Un joven errante - Capítulo 62
La voix de Tuosang s'allège : « Oui, j'ai enfreint les préceptes le premier et tué de nombreuses personnes. Je ne peux plus devenir un Bouddha et me réincarner. Junyu, à partir de maintenant, je ne t'appartiens qu'à toi. »
Tuosang avait les yeux légèrement fermés, mais au bout d'un moment, il les rouvrit brusquement : « Junyu, tu dois me promettre une chose… »
«Non, je ne peux rien vous promettre.»
Junyu secoua la tête avec résolution, ne laissant aucune place à la négociation.
« Tu dois bien vivre, car c'est seulement en vivant qu'il y a de l'espoir... »

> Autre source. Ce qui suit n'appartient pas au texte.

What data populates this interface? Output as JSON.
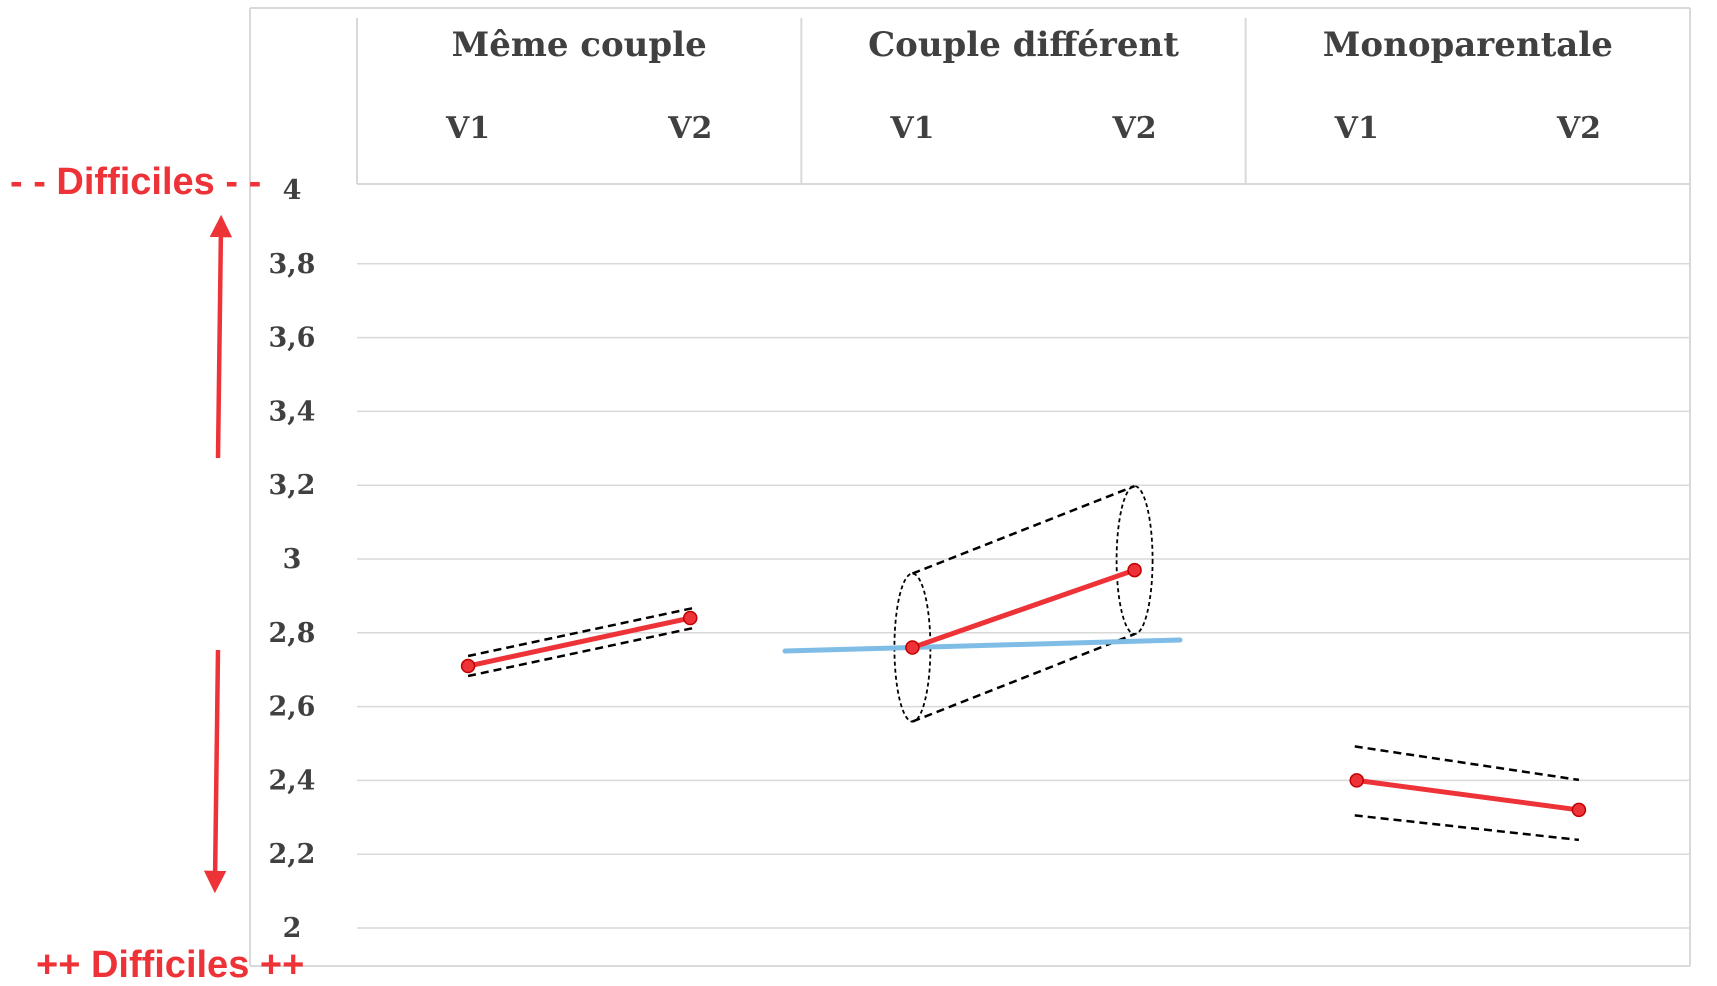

« Tu es parti, comment pourrais-je vivre sereinement ? Je n'ai plus d'espoir, et je n'en veux plus… » Junyu le fixa, le regard empli de ressentiment et de cruauté. « Tuosang, je sais que tu aspires à la paix ! Mais je ne te l'accorderai jamais, où que tu sois ! Comment pourrais-je aller bien sans toi à mes côtés ? Je n'irai plus jamais bien… Ne crois pas que tu peux m'abandonner simplement parce que tu es mort ! Je n'ai jamais cru à l'au-delà. Même s'il existe, tu ne me connaîtras plus et je ne te connaîtrai plus ! Désormais, ton âme, au ciel comme en enfer, me verra souffrir, me verra tourmentée à jamais, et toi-même, tu subiras des tourments encore plus grands… »
Tuosang la prit dans ses bras et dit tristement : « Junyu, que suis-je censé faire de toi ? »
Junyu le serra dans ses bras en pleurant comme un enfant gâté : « Je veux juste que tu restes avec moi, tu ne peux jamais me quitter… »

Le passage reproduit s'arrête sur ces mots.